There’s more: Under Obamacare, businesses with 50 or more employees may be taxed up to $3,000 per employee for failure to provide health insurance benefits to employees. That tax can only be triggered if employees use a state insurance exchange to receive federal tax credits and subsidies to buy a health plan.
The Internal Revenue Service has written rules pretending that the law makes no distinction between federal and state insurance exchanges when it comes to the tax or the subsidies. But the law is very plain: No state health insurance exchange, no tax, no entitlement.
Governors in several states have figured this out. Govs. Bobby Jindal of Louisiana, Rick Perry of Texas, Nikki Haley of South Carolina, Rick Scott of Florida, Sam Brownback of Kansas and Scott Walker of Wisconsin are all indicating that they will not proceed forward with a health insurance exchange.

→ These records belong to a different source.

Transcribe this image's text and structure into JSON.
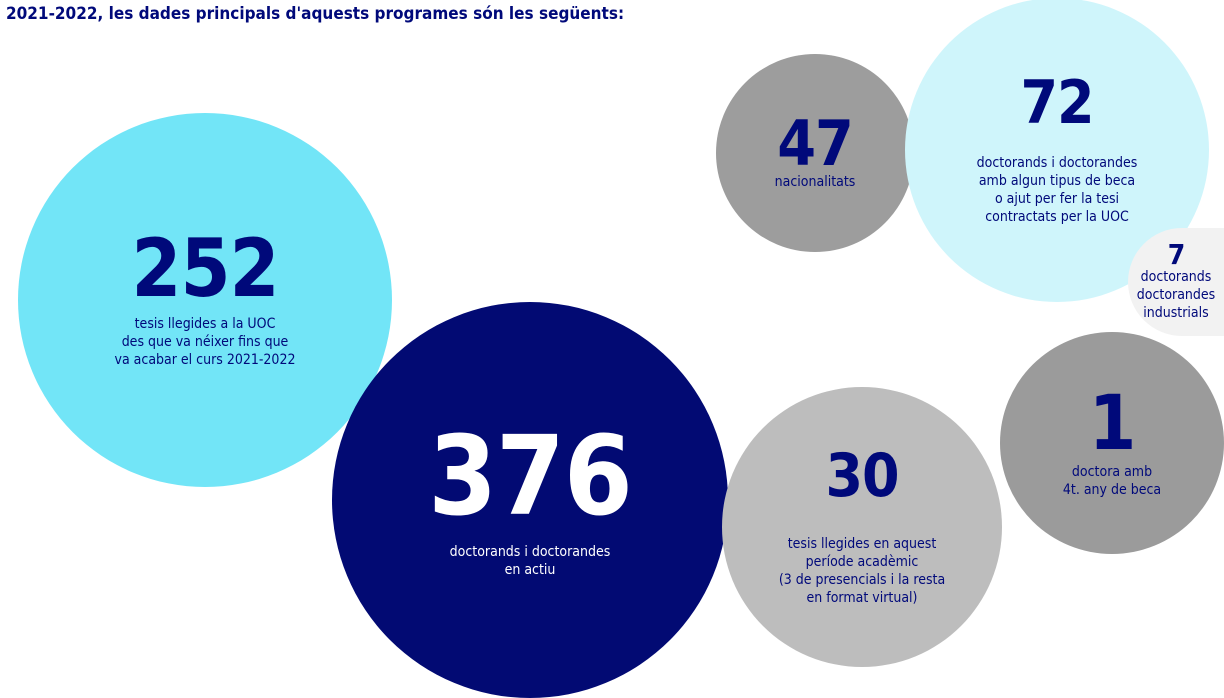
{
  "header": {
    "text": "2021-2022, les dades principals d'aquests programes són les següents:"
  },
  "bubbles": [
    {
      "number": "252",
      "lines": [
        "tesis llegides a la UOC",
        "des que va néixer fins que",
        "va acabar el curs 2021-2022"
      ]
    },
    {
      "number": "376",
      "lines": [
        "doctorands i doctorandes",
        "en actiu"
      ]
    },
    {
      "number": "30",
      "lines": [
        "tesis llegides en aquest",
        "període acadèmic",
        "(3 de presencials i la resta",
        "en format virtual)"
      ]
    },
    {
      "number": "1",
      "lines": [
        "doctora amb",
        "4t. any de beca"
      ]
    },
    {
      "number": "47",
      "lines": [
        "nacionalitats"
      ]
    },
    {
      "number": "72",
      "lines": [
        "doctorands i doctorandes",
        "amb algun tipus de beca",
        "o ajut per fer la tesi",
        "contractats per la UOC"
      ]
    },
    {
      "number": "7",
      "lines": [
        "doctorands",
        "doctorandes",
        "industrials"
      ]
    }
  ]
}
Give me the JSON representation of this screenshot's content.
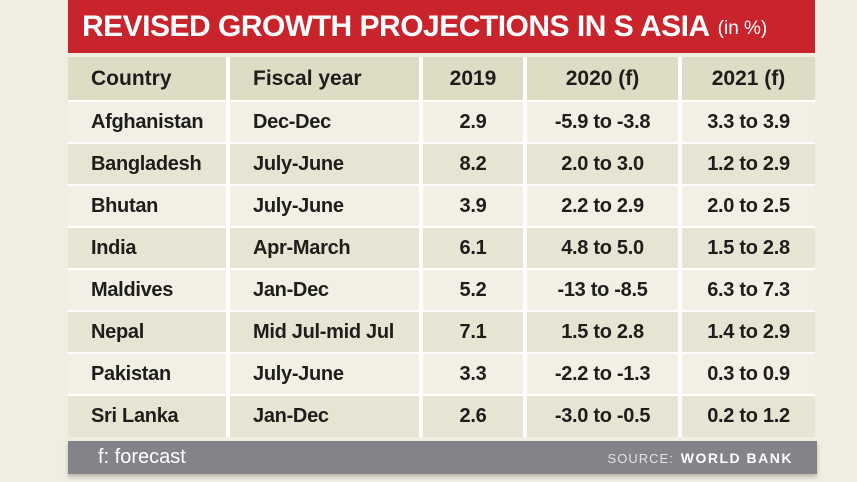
{
  "title": {
    "text": "REVISED GROWTH PROJECTIONS IN S ASIA",
    "suffix": "(in %)"
  },
  "chart_data": {
    "type": "table",
    "title": "REVISED GROWTH PROJECTIONS IN S ASIA (in %)",
    "columns": [
      "Country",
      "Fiscal year",
      "2019",
      "2020 (f)",
      "2021 (f)"
    ],
    "rows": [
      [
        "Afghanistan",
        "Dec-Dec",
        "2.9",
        "-5.9 to -3.8",
        "3.3 to 3.9"
      ],
      [
        "Bangladesh",
        "July-June",
        "8.2",
        "2.0 to 3.0",
        "1.2 to 2.9"
      ],
      [
        "Bhutan",
        "July-June",
        "3.9",
        "2.2 to 2.9",
        "2.0 to 2.5"
      ],
      [
        "India",
        "Apr-March",
        "6.1",
        "4.8 to 5.0",
        "1.5 to 2.8"
      ],
      [
        "Maldives",
        "Jan-Dec",
        "5.2",
        "-13 to -8.5",
        "6.3 to 7.3"
      ],
      [
        "Nepal",
        "Mid Jul-mid Jul",
        "7.1",
        "1.5 to 2.8",
        "1.4 to 2.9"
      ],
      [
        "Pakistan",
        "July-June",
        "3.3",
        "-2.2 to -1.3",
        "0.3 to 0.9"
      ],
      [
        "Sri Lanka",
        "Jan-Dec",
        "2.6",
        "-3.0 to -0.5",
        "0.2 to 1.2"
      ]
    ]
  },
  "footer": {
    "note": "f: forecast",
    "source_label": "SOURCE:",
    "source_value": "WORLD BANK"
  },
  "colors": {
    "red": "#c9232b",
    "bg": "#f0ede1",
    "header-bg": "#dfdcc5",
    "row-light": "#f2f0e5",
    "row-dark": "#e7e4d3",
    "footer-bg": "#82848a",
    "ink": "#1d1d1b"
  }
}
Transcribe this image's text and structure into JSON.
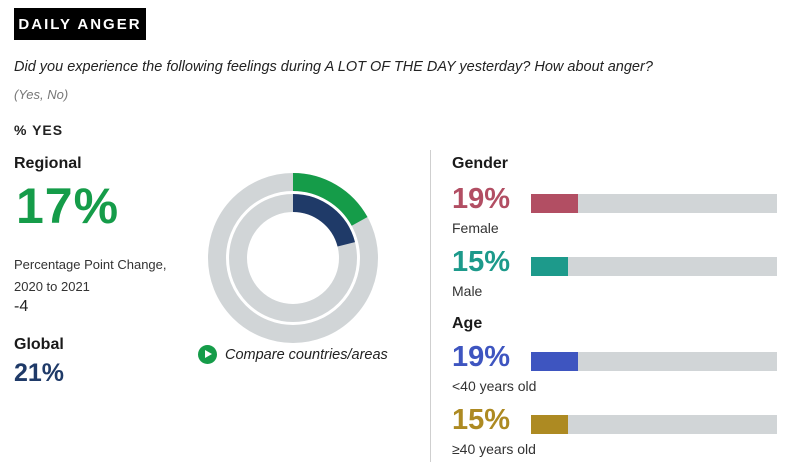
{
  "header": {
    "tag": "DAILY ANGER"
  },
  "question": "Did you experience the following feelings during A LOT OF THE DAY yesterday? How about anger?",
  "options": "(Yes, No)",
  "measure": "% YES",
  "regional": {
    "label": "Regional",
    "value": "17%",
    "change_label": "Percentage Point Change, 2020 to 2021",
    "change_value": "-4"
  },
  "global": {
    "label": "Global",
    "value": "21%"
  },
  "compare": {
    "label": "Compare countries/areas"
  },
  "colors": {
    "regional": "#159c49",
    "global": "#1f3a68",
    "track": "#d1d5d7",
    "female": "#b24e63",
    "male": "#1d9a8b",
    "under40": "#3e55c0",
    "over40": "#ad8a22"
  },
  "chart_data": [
    {
      "type": "pie",
      "title": "",
      "series": [
        {
          "name": "Regional",
          "value": 17
        },
        {
          "name": "Global",
          "value": 21
        }
      ]
    },
    {
      "type": "bar",
      "title": "Gender",
      "categories": [
        "Female",
        "Male"
      ],
      "values": [
        19,
        15
      ],
      "labels": [
        "19%",
        "15%"
      ],
      "ylim": [
        0,
        100
      ]
    },
    {
      "type": "bar",
      "title": "Age",
      "categories": [
        "<40 years old",
        "≥40 years old"
      ],
      "values": [
        19,
        15
      ],
      "labels": [
        "19%",
        "15%"
      ],
      "ylim": [
        0,
        100
      ]
    }
  ]
}
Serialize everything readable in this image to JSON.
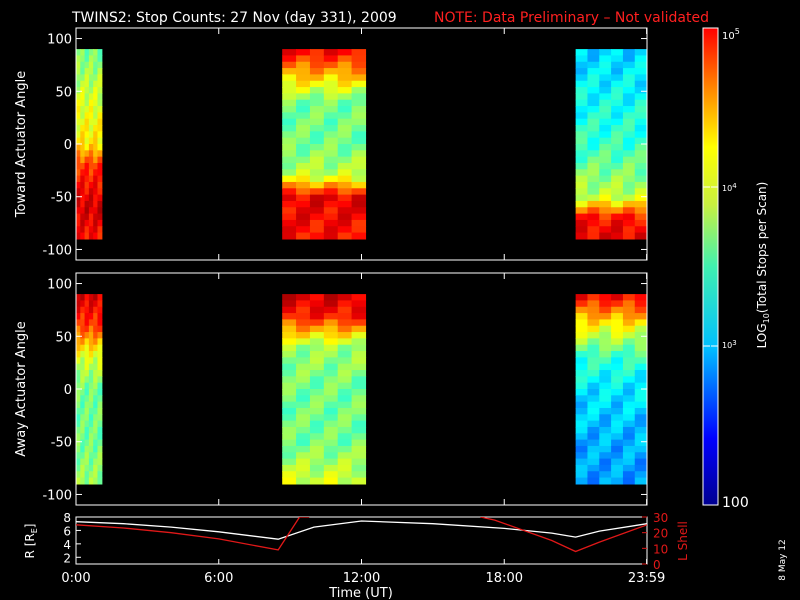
{
  "title": "TWINS2: Stop Counts: 27 Nov (day 331), 2009",
  "note": "NOTE: Data Preliminary – Not validated",
  "date_stamp": "8 May 12",
  "colors": {
    "background": "#000000",
    "note": "#ff2020",
    "r_line": "#ffffff",
    "l_shell_line": "#e01818"
  },
  "colorbar": {
    "label_prefix": "LOG",
    "label_sub": "10",
    "label_suffix": "(Total Stops per Scan)",
    "scale": "log",
    "range": [
      100,
      100000
    ],
    "tick_values": [
      100,
      1000,
      10000,
      100000
    ],
    "tick_labels": {
      "t100": "100",
      "t1000": "10",
      "t1000_exp": "3",
      "t10000": "10",
      "t10000_exp": "4",
      "t100000": "10",
      "t100000_exp": "5"
    }
  },
  "chart_data": [
    {
      "type": "heatmap",
      "name": "toward",
      "ylabel": "Toward Actuator Angle",
      "ylim": [
        -110,
        110
      ],
      "y_ticks": [
        "100",
        "50",
        "0",
        "-50",
        "-100"
      ],
      "y_tick_values": [
        100,
        50,
        0,
        -50,
        -100
      ],
      "x_range_hours": [
        0,
        24
      ],
      "y_extent": [
        -90,
        90
      ],
      "data_blocks": [
        {
          "t_start": "0:00",
          "t_end": "1:05",
          "profile": [
            [
              90,
              3000
            ],
            [
              40,
              6000
            ],
            [
              0,
              9000
            ],
            [
              -20,
              30000
            ],
            [
              -60,
              60000
            ],
            [
              -90,
              40000
            ]
          ]
        },
        {
          "t_start": "8:40",
          "t_end": "12:10",
          "profile": [
            [
              90,
              50000
            ],
            [
              40,
              3000
            ],
            [
              0,
              3000
            ],
            [
              -30,
              5000
            ],
            [
              -50,
              50000
            ],
            [
              -90,
              40000
            ]
          ]
        },
        {
          "t_start": "21:00",
          "t_end": "23:59",
          "profile": [
            [
              90,
              1000
            ],
            [
              40,
              1500
            ],
            [
              0,
              2000
            ],
            [
              -50,
              5000
            ],
            [
              -70,
              40000
            ],
            [
              -90,
              50000
            ]
          ]
        }
      ]
    },
    {
      "type": "heatmap",
      "name": "away",
      "ylabel": "Away Actuator Angle",
      "ylim": [
        -110,
        110
      ],
      "y_ticks": [
        "100",
        "50",
        "0",
        "-50",
        "-100"
      ],
      "y_tick_values": [
        100,
        50,
        0,
        -50,
        -100
      ],
      "x_range_hours": [
        0,
        24
      ],
      "y_extent": [
        -90,
        90
      ],
      "data_blocks": [
        {
          "t_start": "0:00",
          "t_end": "1:05",
          "profile": [
            [
              90,
              60000
            ],
            [
              60,
              30000
            ],
            [
              30,
              6000
            ],
            [
              0,
              3000
            ],
            [
              -50,
              3000
            ],
            [
              -90,
              4000
            ]
          ]
        },
        {
          "t_start": "8:40",
          "t_end": "12:10",
          "profile": [
            [
              90,
              60000
            ],
            [
              70,
              40000
            ],
            [
              40,
              4000
            ],
            [
              0,
              3000
            ],
            [
              -50,
              3000
            ],
            [
              -90,
              6000
            ]
          ]
        },
        {
          "t_start": "21:00",
          "t_end": "23:59",
          "profile": [
            [
              90,
              50000
            ],
            [
              60,
              8000
            ],
            [
              30,
              2000
            ],
            [
              0,
              1200
            ],
            [
              -50,
              800
            ],
            [
              -90,
              700
            ]
          ]
        }
      ]
    },
    {
      "type": "line",
      "name": "orbit",
      "ylabel_left": "R [R",
      "ylabel_left_sub": "E",
      "ylabel_left_close": "]",
      "ylabel_right": "L Shell",
      "xlabel": "Time (UT)",
      "x_ticks": [
        "0:00",
        "6:00",
        "12:00",
        "18:00",
        "23:59"
      ],
      "x_tick_hours": [
        0,
        6,
        12,
        18,
        23.983
      ],
      "ylim_left": [
        1,
        8
      ],
      "y_ticks_left": [
        "8",
        "6",
        "4",
        "2"
      ],
      "y_tick_values_left": [
        8,
        6,
        4,
        2
      ],
      "ylim_right": [
        0,
        30
      ],
      "y_ticks_right": [
        "30",
        "20",
        "10",
        "0"
      ],
      "y_tick_values_right": [
        30,
        20,
        10,
        0
      ],
      "series": [
        {
          "name": "R [RE]",
          "axis": "left",
          "x": [
            0,
            2,
            4,
            6,
            8.5,
            10,
            12,
            15,
            18,
            20,
            21,
            22,
            24
          ],
          "y": [
            7.3,
            7.0,
            6.5,
            5.8,
            4.7,
            6.5,
            7.4,
            7.0,
            6.3,
            5.6,
            5.0,
            5.9,
            7.0
          ]
        },
        {
          "name": "L Shell",
          "axis": "right",
          "x": [
            0,
            2,
            4,
            6,
            8.5,
            9.4,
            9.8
          ],
          "y": [
            25,
            23,
            20,
            16,
            9,
            30,
            30
          ]
        },
        {
          "name": "L Shell",
          "axis": "right",
          "x": [
            17.0,
            17.6,
            20,
            21,
            22,
            24
          ],
          "y": [
            30,
            28,
            15,
            8,
            14,
            25
          ]
        }
      ]
    }
  ]
}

Haley “already made the decision not to implement an exchange,” spokesman Rob Godfrey said, according to an article in Politico. The same article says Perry “has absolutely no interest in accelerating the implementation of Obamacare,” according to spokeswoman Catherine Frazier.
Recently, U.S. Sen. Jim DeMint and Rep. Michele Bachman co-authored a letter urging all governors to resist the law. “Implementation of this law is not inevitable,” they wrote. Their letter was signed by more than 70 members of Congress, including Idaho Rep. Raul Labrador.
As I have written previously, a state health insurance exchange will do nothing to help the American health care system. Moreover, it will likely make it more expensive and assist the federal government in penalizing businesses for not providing insurance to their employees.
It is a small act of patriotism and defiance but a meaningful one: For the protection of Idaho’s citizens and businesses, the state should continue to resist the president’s punitive and ill-conceived health care law.